Mainly, however, are the tragedies and stories – conducted in my informal research by “Julius Caesar”, “King Lear”, “Hamlet”, “Othello”, “Macbeth”, “Coriolanus”, “Ricardo III” and “Henrique V “- who were quoted to get to the heart of Trumpism. But do they really know?

Here are just a few of the matches:

  • The 2017 Public Theater production of “Julio Cesar,”Featuring a blond Caesar and his grumpy Slavic wife, he led critics to consider the limits of dissent when a leader leans towards authoritarianism.

  • Sampling “King Lear”As a touchstone for the incoherent rage of a deteriorating personality, it has become almost de rigueur in the chaotic last few months of Trump’s presidency.

  • Inside “Village, ”The vengeful prince is crazy only“ north-northwest ”, but on the other hand he knows“ a hawk with a saw ”. Journalists quote the piece to suggest that Trump deliberately agitates chaos and confusion like a curtain behind which he cunningly pursues his goals.

  • “Don’t ask me for anything: what you know, you know,” says Iago when he is finally arrested for being the mastermind of a seditious plot in “Othello. “Iago’s moral nullity reminded the writers of the president, who said similarly, when discarding the death toll of Covid-19:” It is what it is. “

  • For some, “Macbeth”It describes the psychosexual pathology behind an unrelenting search for power; for others, the devastated pandemic-like land has left its trail.

  • The rarely seen “Coriolanus”, About a leader who despises ordinary people he claims to serve, was also cited as a way of thinking about the president’s response to the coronavirus.

  • How a man of “unfathomable, cruel and treacherous cynicism” reaches power is the subject of “Ricardo III”- and many editorials warning about the 2016 election.

  • And no less expert than Timothée Chalamet, who portrayed Henry V in the 2019 film “The King”, he observed that Henry, “like Trump”, is “insulted by anything”.

So there you have it: Trump is practically the entire canon of Shakespeare’s tragedies – even “Romeo and Juliet” – brought together in one. However, this mania for comparison depends on a tenuous analysis of the president and the pieces.

On the one hand, experts are ignoring characteristics that do not match. Richard was born disabled; Hamlet was avenging a murder. Most of the others were victorious warriors; The “Bone Spurs” president was not.

Furthermore, the pieces, with all their defects, have a deep and noble goal that Trump does not have: to provide a view of life. Comedies offer a vision of love; the rest, in the corruption of power. But there are no clear lines: the genres are confused – as well as the moral status of the characters. Shakespeare rarely presents someone as totally bad; perhaps only Iago, who does not deny it.
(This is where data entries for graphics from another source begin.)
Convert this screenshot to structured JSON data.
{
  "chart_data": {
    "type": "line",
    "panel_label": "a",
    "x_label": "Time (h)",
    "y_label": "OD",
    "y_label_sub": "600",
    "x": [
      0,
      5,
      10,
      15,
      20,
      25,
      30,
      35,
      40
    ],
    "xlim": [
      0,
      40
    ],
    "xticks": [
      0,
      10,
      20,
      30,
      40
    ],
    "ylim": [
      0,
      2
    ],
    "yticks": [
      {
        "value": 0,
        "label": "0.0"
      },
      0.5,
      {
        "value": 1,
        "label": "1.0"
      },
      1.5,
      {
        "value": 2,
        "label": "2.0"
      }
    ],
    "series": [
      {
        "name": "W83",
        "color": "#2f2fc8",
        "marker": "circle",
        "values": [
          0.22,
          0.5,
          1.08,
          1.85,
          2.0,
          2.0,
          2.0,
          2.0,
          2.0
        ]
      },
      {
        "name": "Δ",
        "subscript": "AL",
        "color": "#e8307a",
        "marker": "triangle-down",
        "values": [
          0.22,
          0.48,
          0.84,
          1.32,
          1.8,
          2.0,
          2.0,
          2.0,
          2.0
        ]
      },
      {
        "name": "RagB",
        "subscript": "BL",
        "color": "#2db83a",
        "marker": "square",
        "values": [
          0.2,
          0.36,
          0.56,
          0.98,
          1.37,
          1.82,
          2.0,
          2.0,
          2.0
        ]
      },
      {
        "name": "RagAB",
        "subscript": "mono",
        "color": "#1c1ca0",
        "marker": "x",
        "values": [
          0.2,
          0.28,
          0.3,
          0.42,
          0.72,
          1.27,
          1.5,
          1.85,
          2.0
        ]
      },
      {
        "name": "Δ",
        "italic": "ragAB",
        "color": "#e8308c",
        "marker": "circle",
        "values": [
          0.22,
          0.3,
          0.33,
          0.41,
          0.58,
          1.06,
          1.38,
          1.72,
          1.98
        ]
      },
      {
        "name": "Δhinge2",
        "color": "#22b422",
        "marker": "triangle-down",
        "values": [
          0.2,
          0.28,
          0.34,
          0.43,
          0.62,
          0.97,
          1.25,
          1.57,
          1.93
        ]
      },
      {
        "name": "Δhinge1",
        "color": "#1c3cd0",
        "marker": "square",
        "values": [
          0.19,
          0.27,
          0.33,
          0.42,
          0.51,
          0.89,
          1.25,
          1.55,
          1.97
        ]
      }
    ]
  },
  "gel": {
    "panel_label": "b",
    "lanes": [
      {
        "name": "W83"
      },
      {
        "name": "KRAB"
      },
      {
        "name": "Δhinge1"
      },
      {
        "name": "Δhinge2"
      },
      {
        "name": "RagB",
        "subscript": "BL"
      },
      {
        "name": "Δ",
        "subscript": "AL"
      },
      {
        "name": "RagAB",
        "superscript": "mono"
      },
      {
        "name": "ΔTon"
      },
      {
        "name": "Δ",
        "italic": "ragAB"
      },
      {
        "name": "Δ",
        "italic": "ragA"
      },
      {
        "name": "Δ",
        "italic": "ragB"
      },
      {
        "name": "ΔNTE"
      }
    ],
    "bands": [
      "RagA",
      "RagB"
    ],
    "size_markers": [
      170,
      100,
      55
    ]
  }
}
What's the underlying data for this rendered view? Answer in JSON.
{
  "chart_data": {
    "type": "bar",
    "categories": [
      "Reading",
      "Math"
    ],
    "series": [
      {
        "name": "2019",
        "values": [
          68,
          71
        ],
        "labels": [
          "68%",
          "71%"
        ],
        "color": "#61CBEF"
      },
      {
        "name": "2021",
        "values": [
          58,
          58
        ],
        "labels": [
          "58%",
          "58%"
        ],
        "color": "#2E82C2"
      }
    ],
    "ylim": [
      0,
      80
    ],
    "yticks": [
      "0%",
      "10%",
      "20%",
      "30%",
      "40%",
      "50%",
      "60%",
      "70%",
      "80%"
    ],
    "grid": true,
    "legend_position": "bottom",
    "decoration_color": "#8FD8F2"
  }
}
All the others are made up of patches of good and bad, revealed and partially justified in the sparkling light of language.

But like most real people, just more because of his psychological and political makeup, Trump cannot be captured that way. He does not open his heart openly in public, and our time does not require him to make himself understood through words. (Twitter doesn’t count.) Washington, Jefferson and Lincoln come to life in their letters, diaries and brochures. Hamlet has about 1,500 lines to explain. But Trump remains forever impenetrable in explosions of 280 characters, which is why commentators were so extreme in digging up precedents that they are easier to understand.
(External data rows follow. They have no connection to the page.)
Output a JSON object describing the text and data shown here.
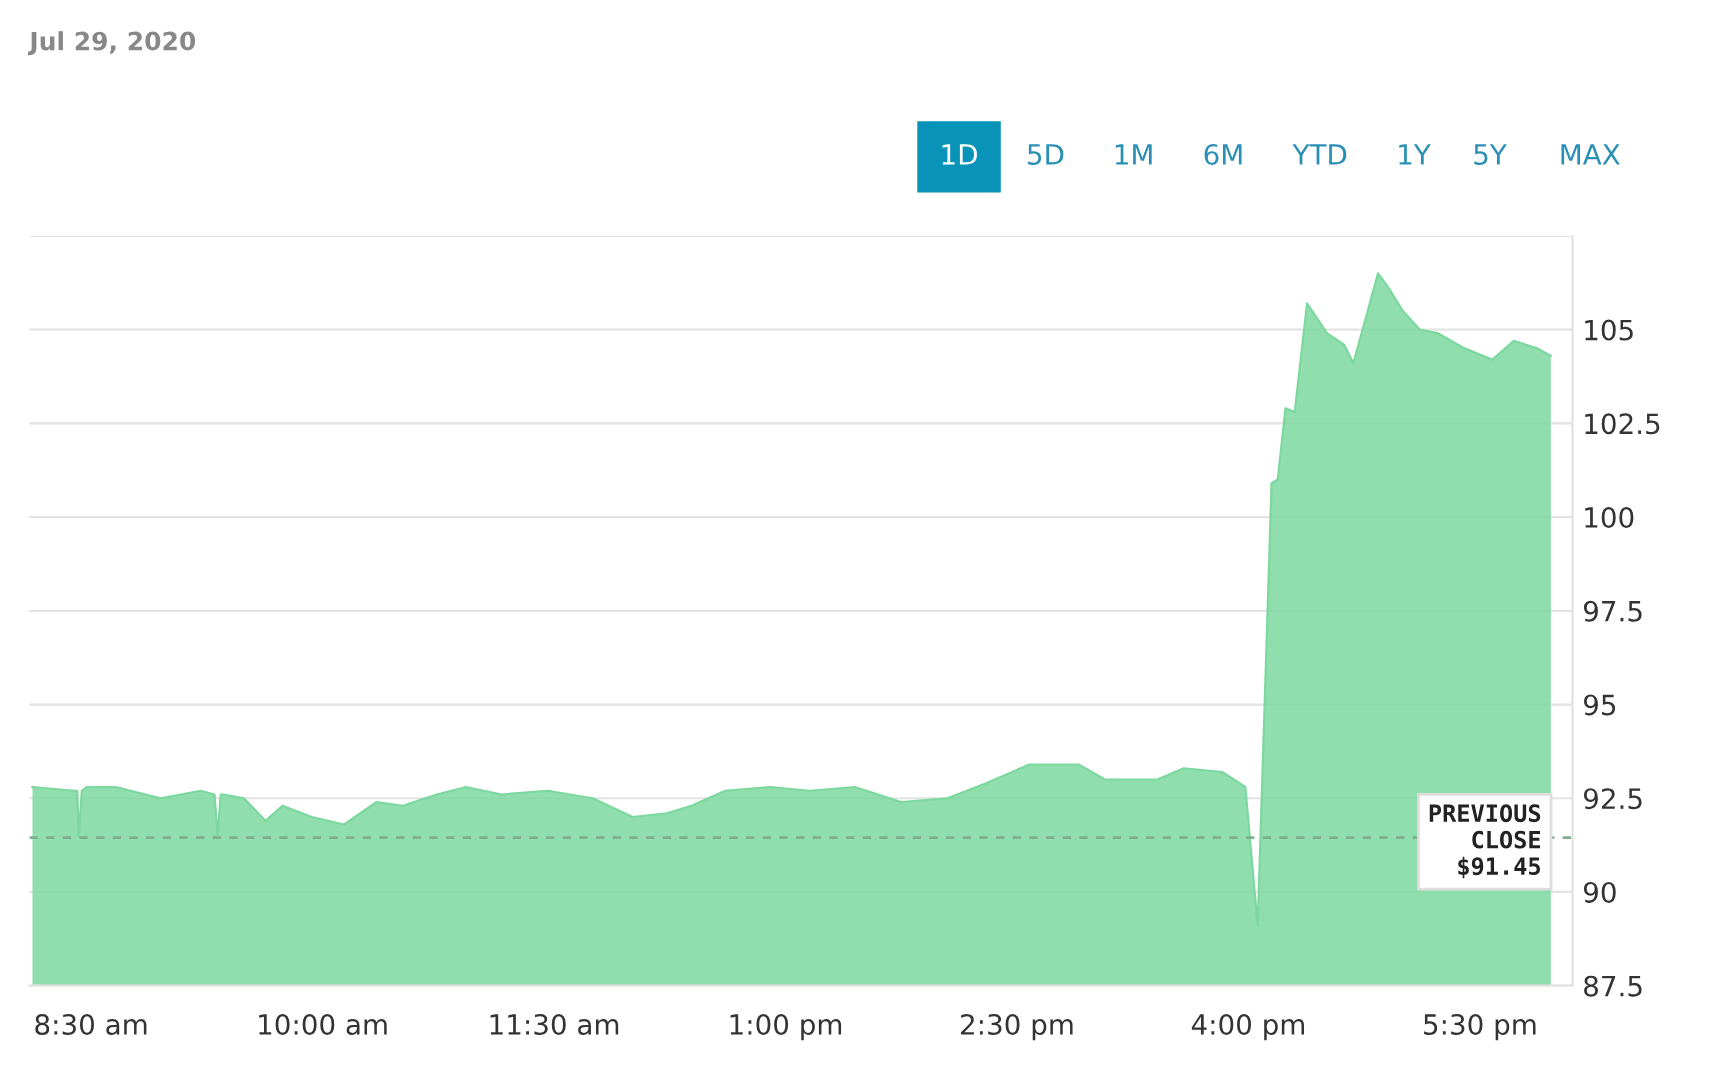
{
  "chart_data": {
    "type": "area",
    "title": "Jul 29, 2020",
    "x": [
      8.12,
      8.39,
      8.41,
      8.42,
      8.44,
      8.47,
      8.66,
      8.95,
      9.21,
      9.3,
      9.32,
      9.34,
      9.36,
      9.49,
      9.63,
      9.74,
      9.93,
      10.14,
      10.35,
      10.52,
      10.74,
      10.93,
      11.16,
      11.46,
      11.75,
      12.01,
      12.23,
      12.39,
      12.61,
      12.9,
      13.16,
      13.45,
      13.75,
      14.05,
      14.3,
      14.58,
      14.9,
      15.07,
      15.41,
      15.58,
      15.83,
      15.98,
      16.06,
      16.15,
      16.19,
      16.24,
      16.3,
      16.38,
      16.51,
      16.62,
      16.68,
      16.72,
      16.84,
      16.91,
      17.0,
      17.11,
      17.23,
      17.4,
      17.58,
      17.72,
      17.87,
      17.96
    ],
    "series": [
      {
        "color": "#7dd8a0",
        "values": [
          92.8,
          92.7,
          92.7,
          91.5,
          92.7,
          92.8,
          92.8,
          92.5,
          92.7,
          92.6,
          91.5,
          92.6,
          92.6,
          92.5,
          91.9,
          92.3,
          92.0,
          91.8,
          92.4,
          92.3,
          92.6,
          92.8,
          92.6,
          92.7,
          92.5,
          92.0,
          92.1,
          92.3,
          92.7,
          92.8,
          92.7,
          92.8,
          92.4,
          92.5,
          92.9,
          93.4,
          93.4,
          93.0,
          93.0,
          93.3,
          93.2,
          92.8,
          89.1,
          100.9,
          101.0,
          102.9,
          102.8,
          105.7,
          104.9,
          104.6,
          104.1,
          104.7,
          106.5,
          106.1,
          105.5,
          105.0,
          104.9,
          104.5,
          104.2,
          104.7,
          104.5,
          104.3
        ]
      }
    ],
    "xlim": [
      8.1,
      18.1
    ],
    "xticks": [
      {
        "value": 8.5,
        "label": "8:30 am"
      },
      {
        "value": 10,
        "label": "10:00 am"
      },
      {
        "value": 11.5,
        "label": "11:30 am"
      },
      {
        "value": 13,
        "label": "1:00 pm"
      },
      {
        "value": 14.5,
        "label": "2:30 pm"
      },
      {
        "value": 16,
        "label": "4:00 pm"
      },
      {
        "value": 17.5,
        "label": "5:30 pm"
      }
    ],
    "ylim": [
      87.5,
      107.5
    ],
    "yticks": [
      87.5,
      90,
      92.5,
      95,
      97.5,
      100,
      102.5,
      105,
      {
        "value": 107.5,
        "label": null
      }
    ],
    "grid": "y",
    "ref_lines": [
      {
        "axis": "y",
        "value": 91.45,
        "label": "PREVIOUS\nCLOSE\n$91.45",
        "color": "#7fae8f",
        "line_style": "dashed"
      }
    ],
    "annotations": [
      "1D",
      "5D",
      "1M",
      "6M",
      "YTD",
      "1Y",
      "5Y",
      "MAX"
    ]
  }
}
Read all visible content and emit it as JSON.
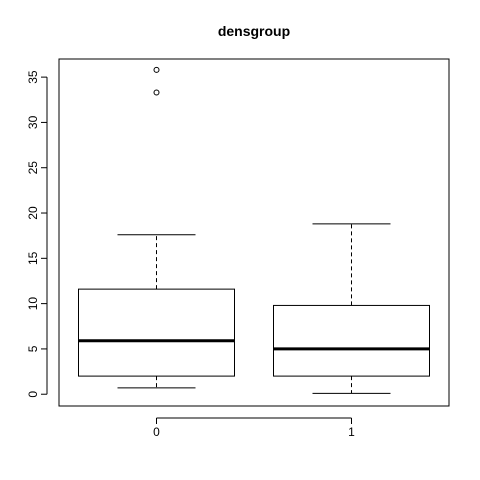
{
  "chart_data": {
    "type": "boxplot",
    "title": "densgroup",
    "xlabel": "",
    "ylabel": "",
    "categories": [
      "0",
      "1"
    ],
    "ylim": [
      -1.3,
      37.0
    ],
    "yticks": [
      0,
      5,
      10,
      15,
      20,
      25,
      30,
      35
    ],
    "grid": false,
    "boxes": [
      {
        "category": "0",
        "whisker_low": 0.7,
        "q1": 2.0,
        "median": 5.9,
        "q3": 11.6,
        "whisker_high": 17.6,
        "outliers": [
          33.3,
          35.8
        ]
      },
      {
        "category": "1",
        "whisker_low": 0.1,
        "q1": 2.0,
        "median": 5.0,
        "q3": 9.8,
        "whisker_high": 18.8,
        "outliers": []
      }
    ]
  }
}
I admit that I do that too. I look in “Júlio César” for a guide to demagogy. And “King Lear” to understand how a man who “never knew himself, but vaguely” could know others well enough to rule them.
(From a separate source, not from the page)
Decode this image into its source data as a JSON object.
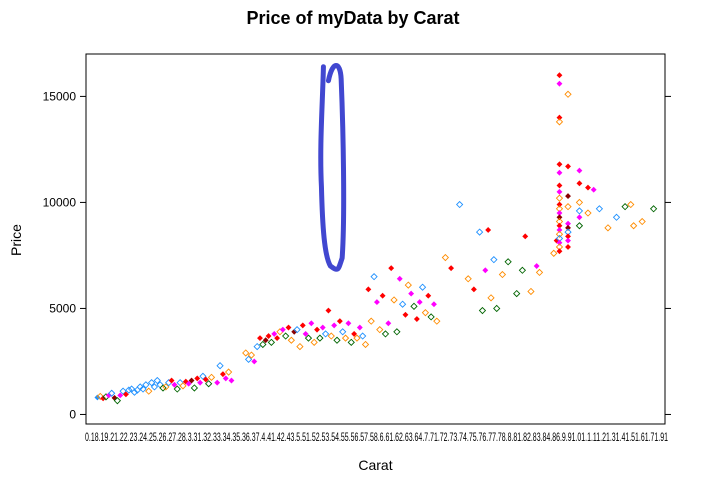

But even those comparisons are reductive – in both directions. Shakespeare’s characters are much richer and more readable than someone as expressionless as Trump. At the same time, we would be lucky if he were only Shakespearean; no invented villain, even Iago, is as alarming as someone for whom the whole world is really a stage.

Still, there is something to be said for the comparison with Iago. His final line, when dragged to justice, is “From this moment on, I will never say a word again” – a devoutly desired consummation.